Apple lawyer smacks Gawker with Mac tablet hint
Wins 'fabulous' gift pack
Super-secretive Apple has provided some of the best evidence yet that its long-rumored tablet is on the way. No, not by leaking photos or specs, but instead by threatening a website about soliciting said photos or specs.
On Wednesday, Gawker Media's Valleywag blog announced its Apple Tablet Scavenger Hunt, which offers hefty cash awards to anyone who could provide concrete evidence of the existence of the elusive tablet.
Thursday, Gawker received a letter from Apple's lawyers warning them against soliciting "photos, video, or a sample of an unannounced and highly confidential Apple product."
The wording of that warning seems to infer that there is, indeed, "an unannounced and highly confidential Apple product" that Apple wishes to protect.

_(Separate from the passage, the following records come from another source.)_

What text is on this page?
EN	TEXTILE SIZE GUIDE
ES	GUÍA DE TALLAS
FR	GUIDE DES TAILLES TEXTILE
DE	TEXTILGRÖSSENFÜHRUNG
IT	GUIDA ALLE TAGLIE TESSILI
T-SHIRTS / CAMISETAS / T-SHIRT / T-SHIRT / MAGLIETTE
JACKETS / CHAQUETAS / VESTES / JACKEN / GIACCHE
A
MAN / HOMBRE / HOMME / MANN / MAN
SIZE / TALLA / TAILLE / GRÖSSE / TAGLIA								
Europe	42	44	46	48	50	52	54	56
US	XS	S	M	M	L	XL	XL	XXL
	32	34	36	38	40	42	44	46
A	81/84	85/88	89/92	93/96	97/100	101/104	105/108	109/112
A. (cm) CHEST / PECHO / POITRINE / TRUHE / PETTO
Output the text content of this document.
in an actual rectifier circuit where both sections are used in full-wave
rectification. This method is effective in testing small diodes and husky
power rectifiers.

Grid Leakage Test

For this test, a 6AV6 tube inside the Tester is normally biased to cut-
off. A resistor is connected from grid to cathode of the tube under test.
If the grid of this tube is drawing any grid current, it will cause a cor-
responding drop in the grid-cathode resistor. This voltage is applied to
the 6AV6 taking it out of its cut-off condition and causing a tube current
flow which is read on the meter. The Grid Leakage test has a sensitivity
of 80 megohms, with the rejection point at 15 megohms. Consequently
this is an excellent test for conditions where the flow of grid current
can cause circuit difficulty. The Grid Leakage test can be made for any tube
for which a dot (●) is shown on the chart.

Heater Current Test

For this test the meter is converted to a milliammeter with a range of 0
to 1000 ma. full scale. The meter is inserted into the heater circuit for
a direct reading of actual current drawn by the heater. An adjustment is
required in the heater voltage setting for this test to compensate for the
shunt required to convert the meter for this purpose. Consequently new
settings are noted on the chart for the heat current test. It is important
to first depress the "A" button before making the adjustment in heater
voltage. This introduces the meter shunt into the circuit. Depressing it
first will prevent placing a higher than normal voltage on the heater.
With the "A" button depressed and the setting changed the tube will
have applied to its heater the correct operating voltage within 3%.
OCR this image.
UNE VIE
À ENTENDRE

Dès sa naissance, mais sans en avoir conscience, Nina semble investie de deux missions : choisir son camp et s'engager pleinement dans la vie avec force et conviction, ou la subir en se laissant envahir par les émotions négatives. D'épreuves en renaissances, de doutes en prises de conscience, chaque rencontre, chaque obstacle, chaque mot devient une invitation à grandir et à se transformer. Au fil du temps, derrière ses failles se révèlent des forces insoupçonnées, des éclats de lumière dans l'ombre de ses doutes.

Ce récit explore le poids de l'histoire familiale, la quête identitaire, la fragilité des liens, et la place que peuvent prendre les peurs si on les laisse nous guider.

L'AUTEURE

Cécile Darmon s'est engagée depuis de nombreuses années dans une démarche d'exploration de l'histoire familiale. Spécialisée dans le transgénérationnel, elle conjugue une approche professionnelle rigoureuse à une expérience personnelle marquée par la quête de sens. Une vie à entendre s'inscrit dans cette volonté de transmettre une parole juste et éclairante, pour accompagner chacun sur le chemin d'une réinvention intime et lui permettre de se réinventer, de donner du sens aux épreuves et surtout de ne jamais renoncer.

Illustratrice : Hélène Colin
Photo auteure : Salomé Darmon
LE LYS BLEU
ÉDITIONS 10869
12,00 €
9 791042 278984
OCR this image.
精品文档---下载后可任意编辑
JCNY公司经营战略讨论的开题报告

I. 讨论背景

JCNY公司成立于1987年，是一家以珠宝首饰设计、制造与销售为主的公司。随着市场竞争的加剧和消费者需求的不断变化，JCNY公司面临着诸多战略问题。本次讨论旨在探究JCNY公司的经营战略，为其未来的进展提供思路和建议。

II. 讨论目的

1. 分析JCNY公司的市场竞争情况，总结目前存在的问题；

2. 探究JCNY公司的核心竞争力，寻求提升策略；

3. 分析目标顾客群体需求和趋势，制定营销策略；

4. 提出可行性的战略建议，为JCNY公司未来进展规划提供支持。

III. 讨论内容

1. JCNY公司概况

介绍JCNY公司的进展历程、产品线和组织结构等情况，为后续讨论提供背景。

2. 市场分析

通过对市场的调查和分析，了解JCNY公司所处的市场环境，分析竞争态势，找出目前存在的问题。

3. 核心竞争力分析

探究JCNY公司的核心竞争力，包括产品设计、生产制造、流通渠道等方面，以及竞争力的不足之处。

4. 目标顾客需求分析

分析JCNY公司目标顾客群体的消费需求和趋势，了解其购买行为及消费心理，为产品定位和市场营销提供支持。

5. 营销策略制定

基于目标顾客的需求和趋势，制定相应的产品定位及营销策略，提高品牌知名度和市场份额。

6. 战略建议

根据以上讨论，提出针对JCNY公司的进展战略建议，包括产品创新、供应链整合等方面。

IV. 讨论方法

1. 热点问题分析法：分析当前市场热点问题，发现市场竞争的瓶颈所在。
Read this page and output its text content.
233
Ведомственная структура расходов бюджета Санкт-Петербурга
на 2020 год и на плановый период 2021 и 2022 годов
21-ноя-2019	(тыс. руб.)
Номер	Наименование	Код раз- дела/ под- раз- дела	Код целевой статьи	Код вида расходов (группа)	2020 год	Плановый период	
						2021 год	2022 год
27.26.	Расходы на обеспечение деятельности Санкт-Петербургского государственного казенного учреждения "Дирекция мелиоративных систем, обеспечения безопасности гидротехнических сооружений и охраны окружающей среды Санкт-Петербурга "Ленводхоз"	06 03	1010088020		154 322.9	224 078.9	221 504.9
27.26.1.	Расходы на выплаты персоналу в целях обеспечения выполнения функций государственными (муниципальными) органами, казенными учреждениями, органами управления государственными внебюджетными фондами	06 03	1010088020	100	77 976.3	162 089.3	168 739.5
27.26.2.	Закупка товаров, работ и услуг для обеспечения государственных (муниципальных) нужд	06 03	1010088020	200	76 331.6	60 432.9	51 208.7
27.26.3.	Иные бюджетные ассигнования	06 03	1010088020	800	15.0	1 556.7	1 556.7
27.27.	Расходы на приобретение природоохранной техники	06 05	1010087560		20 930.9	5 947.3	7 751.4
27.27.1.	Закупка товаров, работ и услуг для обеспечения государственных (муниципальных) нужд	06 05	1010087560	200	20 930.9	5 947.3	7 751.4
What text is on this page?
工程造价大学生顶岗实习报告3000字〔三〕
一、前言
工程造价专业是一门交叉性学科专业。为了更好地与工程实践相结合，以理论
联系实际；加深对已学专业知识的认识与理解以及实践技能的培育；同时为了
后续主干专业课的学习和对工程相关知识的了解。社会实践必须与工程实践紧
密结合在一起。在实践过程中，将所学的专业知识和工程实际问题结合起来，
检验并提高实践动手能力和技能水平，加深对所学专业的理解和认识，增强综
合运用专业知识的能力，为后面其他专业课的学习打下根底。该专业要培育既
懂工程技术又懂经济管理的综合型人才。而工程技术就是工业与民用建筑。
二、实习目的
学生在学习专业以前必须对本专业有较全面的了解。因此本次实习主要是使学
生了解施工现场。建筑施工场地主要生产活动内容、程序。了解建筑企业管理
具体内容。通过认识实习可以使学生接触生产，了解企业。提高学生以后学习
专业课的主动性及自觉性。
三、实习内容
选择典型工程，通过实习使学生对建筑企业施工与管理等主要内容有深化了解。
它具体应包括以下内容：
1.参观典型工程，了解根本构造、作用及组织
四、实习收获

The letter, from the Menlo Park, California law firm of Orick, Harrington, and Sutcliffe, goes on to note: "While Apple values and appreciates vibrant public commentary about its products, we believe you and your company have crossed the line by offering a bounty for theft of Apple's trade secrets. Such an offer is illegal and Apple insists that you immediately discontinue the Scavenger Hunt."
Gawker is taking the threat in good humor, however, congratulating the lawyer who sent it for providing "the most concrete evidence (from Apple itself, no less!) yet that there may indeed be a tablet in the works."
And although the lawyer didn't win the Scavenger Hunt's $100,000 grand prize, to be granted to the worthy who provides an Apple tablet to the Gawkers and lets them "play with it for one hour," he's not walking away empty-handed. To show their appreciation, the Valleywags are sending him a DVD of Legally Blonde 2, a $25 Zune Marketplace giftcard, and "a fabulous set of steak knives!" ®
COMMENTS
ouch!
A Zune gift card to an Apple mouth piece. That has got to hurt!
Hehehe...
Or;
'Today, here it is, the very first electric car made by Apple, the i5'
A revolution in transport history. Now if any of you have any questions, could you direct them to our project lead, Clive, come up here...
Paris, touch sensitive.
iHype
This is just part of Apple's marketing machine bellowing the coals in preparation of the launch. They knew full well their actions would feed the rumour mill and get more people talking about it, ensuring huge anticipation by the time it arrives - to a press frenzy. Expect any iSlate to be on the front page of the BBC news website and reported on the 6 and 9 O'Clock news.
Seriously... This is the main BBC News bulletin... Earthquake in Haiti, Obama follows Brown by imposing big taxes on banks, Teddy Pendergrass has died... and Apple, the computer company who have been making computers since the 70s, have made a computer. It looks like a big iPhone but is a proper computer instead, with high failure rates due to too many dum-dums crushing them.
Like iFlavor iFlav used to say before reaching his 50s, Don't believe the hype, fanBooooyyyy!
http://img151.imageshack.us/img151/3301/igotlm0.jpg
Evidence?
So this action by Apple "has provided some of the best evidence yet that its long-rumoured tablet is on the way"?
Tell that to Think Secret (if it was still going that is). Apple didn't release any Garageband breakout box (codename Asteroid) that the rumour site reported - but did take legal action about the reports, which led to Think Secret's demise.
Also, after Jobs returned to the Apple fold, Apple employees became far more tight-lipped and took leaks/rumour sites far more seriously (Think Secret being an example) - so I don't think Apple is going to take kindly with a site offering cash rewards for information about a future product, regardless whether the product is real or just the result of fevered speculation.
Not wishing to be a pedant (but I will), in the sentence, ‘The wording of that warning seems to infer that there is, indeed, "an unannounced and highly confidential Apple product" that Apple wishes to protect,’ it would have been more appropriate to use ‘imply’ instead of ‘infer.’ The person making the message implies, the receiver infers.
So maybe some people missed a point...
Inciting people to attempt corporate espionage is at least civilly liable, if not criminal. Most assuredly a tablet isn't the only thing Apple is secretly trying to develop, and wouldn't it just be bad for their ability to surprise competitors if the new device they are going to present isn't a tablet but IS something quite revolutionary? Apple doesn't want Gawker to have people looking for a needle in the haystack just to have them end up finding the farmer's daughter. Imagine if some bounty had been offered for some device back in the early 2000s and someone going for that had managed to stumble upon Apple's long secret Intel machine running OS X?
Apple saying 'don't incite onerous behavior' doesn't prove there's a tablet, it just reinforces that Apple likes it's secrets and has plenty to concern itself with.